II. Writing Experiments, Involving Different Degrees of Practice and Volitional Control

The tests used were the following: (a) Copying a list of familiar English words, (b) Copying two-syllable nonsense words, (c) Copying German words, (d) Copying the English words while tapping with the left foot, (e) Copying the nonsense syllables while repeating the Greek or German alphabet, (f) Writing the subject's name and address upside down with the left hand, (g) Writing the name and address with the left hand while shielded from direct vision and controlled by means of the reflection of it in a mirror placed before the paper.[1]

With the exception of the upside-down writing and the mirror writing, which were not timed, one minute was allowed for each exercise. In all eight subjects (graduate students in psychology) served for these experiments, each subject taking the seven tests at least twice and in some instances three times. The general uniformity of the results warranted stopping this set of experiments with this limited number of tests.

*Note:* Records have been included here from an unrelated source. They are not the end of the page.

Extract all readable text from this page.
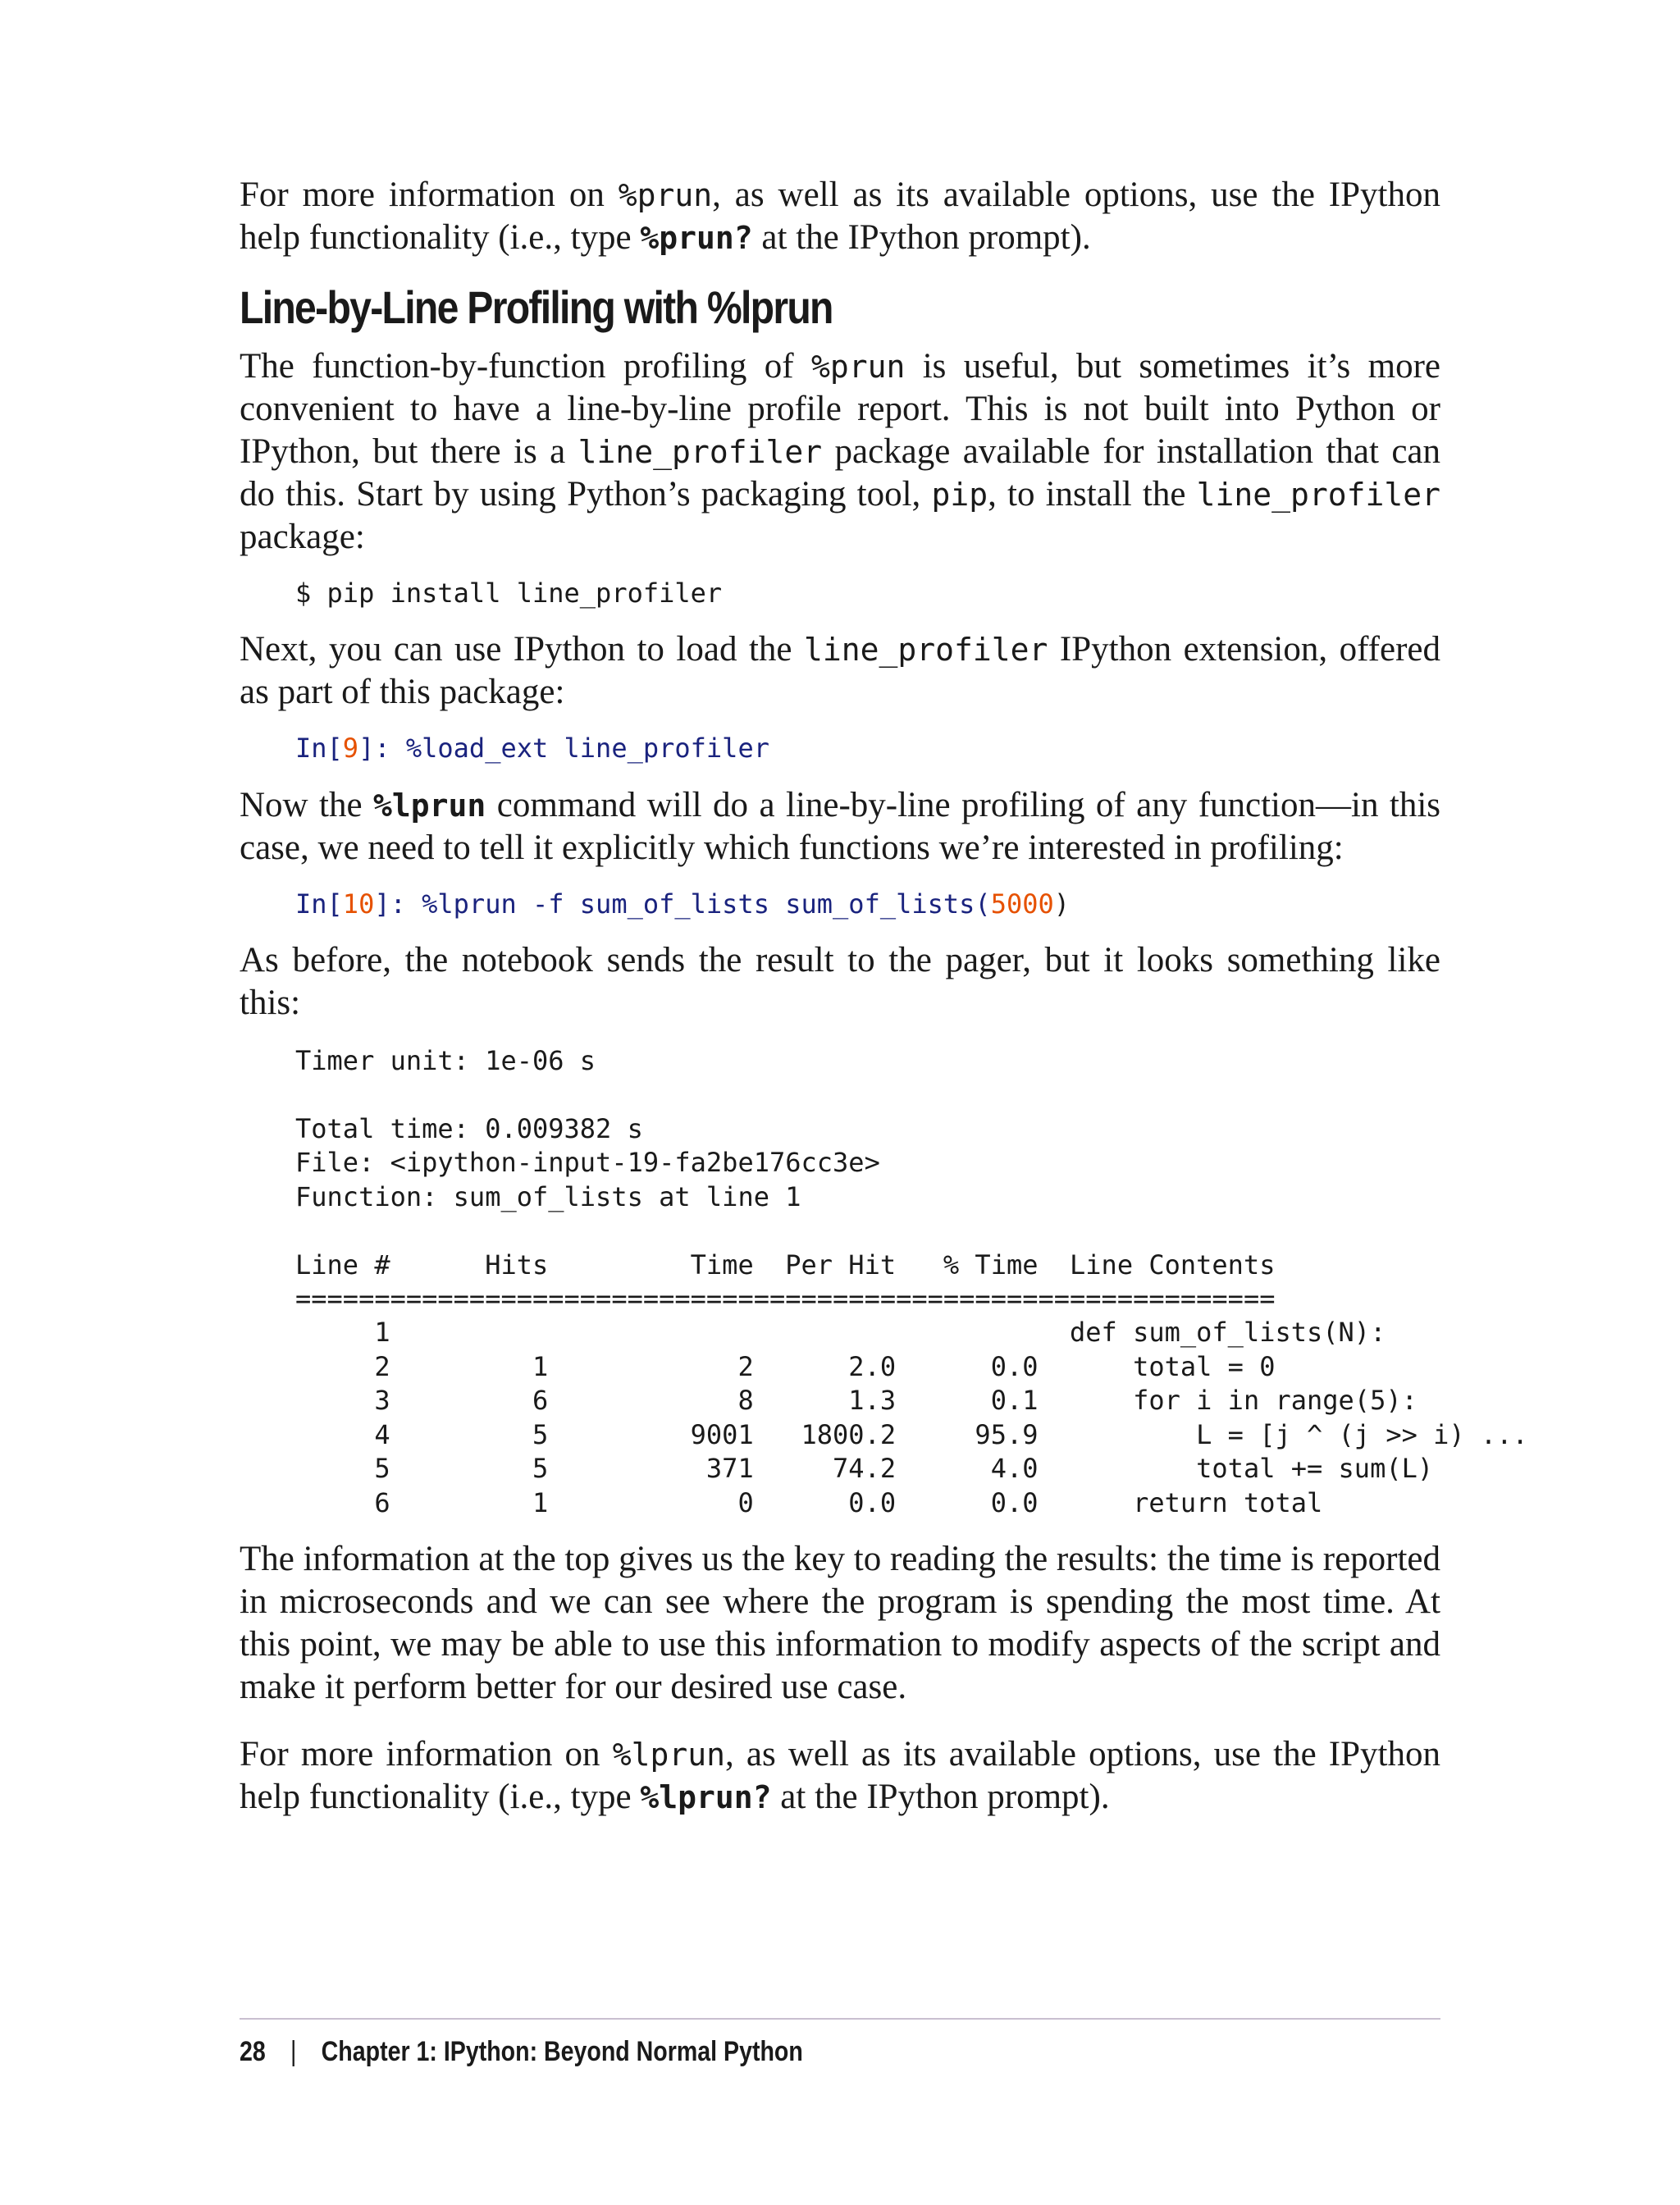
For more information on %prun, as well as its available options, use the IPython help functionality (i.e., type %prun? at the IPython prompt).

Line-by-Line Profiling with %lprun

The function-by-function profiling of %prun is useful, but sometimes it’s more convenient to have a line-by-line profile report. This is not built into Python or IPython, but there is a line_profiler package available for installation that can do this. Start by using Python’s packaging tool, pip, to install the line_profiler package:

$ pip install line_profiler

Next, you can use IPython to load the line_profiler IPython extension, offered as part of this package:

In[9]: %load_ext line_profiler

Now the %lprun command will do a line-by-line profiling of any function—in this case, we need to tell it explicitly which functions we’re interested in profiling:

In[10]: %lprun -f sum_of_lists sum_of_lists(5000)

As before, the notebook sends the result to the pager, but it looks something like this:

Timer unit: 1e-06 s

Total time: 0.009382 s
File: <ipython-input-19-fa2be176cc3e>
Function: sum_of_lists at line 1

Line #      Hits         Time  Per Hit   % Time  Line Contents
==============================================================
1                                           def sum_of_lists(N):
2         1            2      2.0      0.0      total = 0
3         6            8      1.3      0.1      for i in range(5):
4         5         9001   1800.2     95.9          L = [j ^ (j >> i) ...
5         5          371     74.2      4.0          total += sum(L)
6         1            0      0.0      0.0      return total

The information at the top gives us the key to reading the results: the time is reported in microseconds and we can see where the program is spending the most time. At this point, we may be able to use this information to modify aspects of the script and make it perform better for our desired use case.

For more information on %lprun, as well as its available options, use the IPython help functionality (i.e., type %lprun? at the IPython prompt).

28 | Chapter 1: IPython: Beyond Normal Python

In the discussion of the writing experiments it may be well to call attention at the outset to the physiological complexity of the movement. Physiologically writing is a highly complex activity involving the co-ordination of movements at six joints from the shoulder to the first joint of the fingers. With these movements, so intimately related to one another, must also be correlated the movements of the eyes and to an extent those of the head and body. Our problem is how these co-ordinations are controlled. It is to be observed at once that we are not immediately aware of any of the coordinations mentioned. It is only by reflection upon the act of writing that we become aware of them in any definite sense. Another palpable observation is the fact that writing involves fineness of movement and co-ordinations and therefore fineness of discrimination somewhere on the side of control, for it may with safety be assumed that sensory discrimination, conscious or unconscious, is directly related to accuracy and delicacy of movement and it is certainly conscious in some measure until the movement becomes habitual or automatic.

If then, with this delicacy of movement and fineness of sensory discrimination in mind, we ask what on a priori grounds is the sense organ that primarily controls such move-


  1. It is only fair to state that these experiments were complete before the publication of the somewhat similar ones of Dr. Downey mentioned in the preceding section.